Seattle’s "Good Bootlegger" Featured in Prohibition.

Filmmakers Ken Burns and Lynn Novick became fascinated with a local outlaw.

August 3, 2011

The baby lieutenant

Roy Olmstead was a Seattle policeman turned hooch smuggler who was known locally as "the good bootlegger." Lynn Novick—Ken Burns’s collaborator on the upcoming PBS doc Prohibition—has a thing for Olmstead.

"I found his story fascinating, partly because it goes so much against the grain of what we think of when we think of bootleggers," said Novick on Tuesday afternoon. "He went about this unsavory business with a great deal of honor."

Novick and Burns were in town with their third collaborator on the project, Daniel Okrent, author of 2010’s already-definitive history of the era, Last Call: The Rise and Fall of Prohibition. They had just come from an indepth talk at MOHAI; later that evening they would screen clips of the film at Intiman Theatre.
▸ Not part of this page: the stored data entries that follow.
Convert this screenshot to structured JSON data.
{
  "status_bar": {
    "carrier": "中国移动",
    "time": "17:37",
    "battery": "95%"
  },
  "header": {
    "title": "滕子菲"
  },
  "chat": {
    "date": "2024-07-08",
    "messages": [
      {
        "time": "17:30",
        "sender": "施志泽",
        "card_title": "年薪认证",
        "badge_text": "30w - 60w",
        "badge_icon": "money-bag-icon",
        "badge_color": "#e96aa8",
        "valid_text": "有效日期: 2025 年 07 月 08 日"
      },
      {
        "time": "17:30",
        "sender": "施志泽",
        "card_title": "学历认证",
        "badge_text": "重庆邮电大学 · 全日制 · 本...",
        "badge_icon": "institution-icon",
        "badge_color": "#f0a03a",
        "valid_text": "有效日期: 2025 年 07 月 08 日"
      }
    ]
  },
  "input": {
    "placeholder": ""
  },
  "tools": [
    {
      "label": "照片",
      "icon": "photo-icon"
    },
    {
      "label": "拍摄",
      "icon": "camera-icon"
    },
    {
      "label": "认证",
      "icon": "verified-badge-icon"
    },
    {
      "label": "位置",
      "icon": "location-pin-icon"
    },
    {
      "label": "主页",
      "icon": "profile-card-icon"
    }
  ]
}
Olmstead was a precocious cop, promoted to lieutenant at an early age. ("The baby lieutenant" was his other nickname.) When Washington started enforcing the dry laws in 1916, the police were charged with cracking down on illicit sales. The bootleggers tended to be disorganized and sloppy, and this did not escape Olmstead’s attention. When the 18th Amendment went into effect in 1920, he went into the bootlegging business for himself, smuggling booze from Canada into King County. Much of the police force and local government was on the take, and Olmstead made a fortune.

Olmstead was arrested several times during his bootlegging career, but he was a well-loved figure in Seattle. Historylink has a great essay detailing his story, but it really comes alive when you watch Prohibition, which includes fascinating interviews with a local man whose father worked for Olmstead.

Burns and Novick spent time in Seattle during production, shooting water scenes and poring through the local archives. Both said they developed a crush not just on the Olmstead story, but on Seattle itself. When they visit, said Burns, "We think: why don’t we live here?" Part of their affection comes from the fact that Seattleites treat documentary filmmakers the way other cities do pop stars—last night’s event at Intiman, which included a reception with a jazz band and vintage cocktails, was sold out, and a not-small portion of the crowd came dressed in 1920s garb—flapper dresses, feather boas, suspenders—in homage to the film.

Prohibition airs October 2,3, and 4 on PBS.